Yes. Basic gives 20x more OneDrive storage, over 3x more Outlook mailbox space, ransomware recovery, Personal Vault, and ad-free email, all for about \$20 per year.
Does Microsoft 365 Basic include Word, Excel, and PowerPoint desktop apps?
No. Basic only includes the free web versions. For installed desktop apps on PC or Mac, you need Microsoft 365 Personal or Family.
Can I share Microsoft 365 Basic with family members?
No. Basic is a single-user plan. To share storage with family, upgrade to Microsoft 365 Family, which gives each member their own 1 TB OneDrive allotment.
Does the 100 GB include my Outlook mailbox?
No. OneDrive’s 100 GB is separate from the 50 GB mailbox. Email size never reduces your OneDrive quota, and vice versa.

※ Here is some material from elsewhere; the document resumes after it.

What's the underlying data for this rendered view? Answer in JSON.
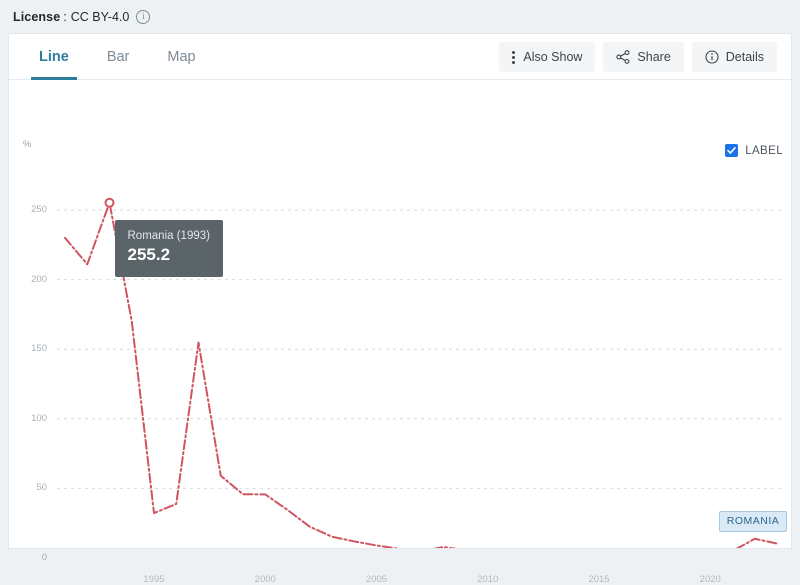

What happens if I exceed 100 GB of OneDrive on Basic?
Yes, Microsoft blocks new uploads, pauses phone camera roll backups, and after continued overage may place your OneDrive in a read-only state until you upgrade or free space.
Can I keep using Microsoft 365 Basic after it expires without renewal?
No. Access ends on the renewal date. OneDrive drops to 5 GB and the mailbox to 15 GB, and overage files move to read-only.
Does Microsoft 365 Basic include Microsoft Teams?
No. Teams is not bundled. You can still use the free version of Teams, but premium Teams features require a Microsoft 365 Business or Enterprise plan.
Is there a family version of Microsoft 365 Basic?
No. Microsoft positions Basic strictly as a single-user plan. Family needs lead straight to the Microsoft 365 Family subscription at \$129.99 per year.
Will upgrading from Basic to Personal keep my files?
Yes. All OneDrive files, emails, and settings carry over automatically. Only the available storage ceiling changes, and prorated Basic credit applies.
Does Microsoft 365 Basic work on Mac, iPhone, and Android?
Yes. Basic works across Windows, macOS, iOS, and Android through the OneDrive and Outlook mobile apps and the web apps at office.com.
Can I use my own domain with Microsoft 365 Basic email?
No. Custom domains require Microsoft 365 Business plans. Basic only supports @outlook.com, @hotmail.com, @live.com, and @msn.com addresses.
How does Microsoft 365 Basic compare to Google One’s 100 GB plan?
Yes, they cost the same at \$1.99 per month, but Microsoft separates OneDrive and mailbox quotas, while Google pools Drive, Gmail, and Photos into one 100 GB bucket.